It appears that Jim Mathis is teaching really bad business management skills if the message he is delivering to his students is that the price for an image should be the same whether it's a family down the street, or a multi-national corporation looking to use the image as the icon of its business for years.
In response to my November interview in Photo District News about establishing your pricing, Mathis wrote in here and suggested that his studios' establishment in 1973 and immediate price list publication somehow gives him some air of authority, when he says of me "His is the type of attitude I have been fighting for years." Really? Really! Really?

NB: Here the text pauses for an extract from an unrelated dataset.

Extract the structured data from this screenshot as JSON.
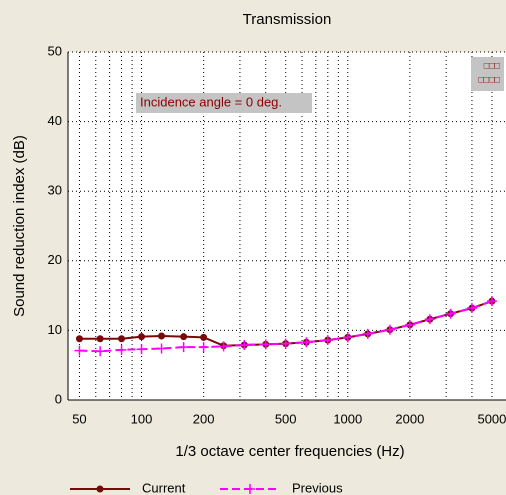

Wrong-way Mathis then suggests that my methodology is that of "sizing up the ''schmuck' and charging whatever we think they will pay..." and the only thing more wrong than that opinion is how he uses a portrait of himself with a Nikon F in his article about "digital resolution", where he incorrectly states "In reality, a five-meg, or 5 million pixel camera, is about equal to 35mm film in resolution." No, Jim, that's impossible. The actual megapixel comparison is closer to 21 megapixels.
Fortunately for all, Mathis seems to be standing alone. PDN sought out two industry leaders for their thoughts. Susan Carr, past ASMP National President and current Education Director, wrote here "Pricing photography assignments cannot fit into a one-size-fits-all hourly or day rate system." Carr then goes on to provide several other worthwhile insights on this subject. Next PDN presents the learned thoughts of Jeff Sedlik, former National President of the Advertising Photographers of America, here. Sedlik suggests that some photographers "opt to spend their careers emulating plumbers". I suggest that Mathis has much to learn about his own business. Yes, being paid by the hour regardless of client type is really a day-laborer mindset best left for the picking fields.
Mathis touts his membership in the "International Photography Hall of Fame", on his website here and I submit that he should be the poster child for the International Hall of Photographic Shame for his really really bad photography advice.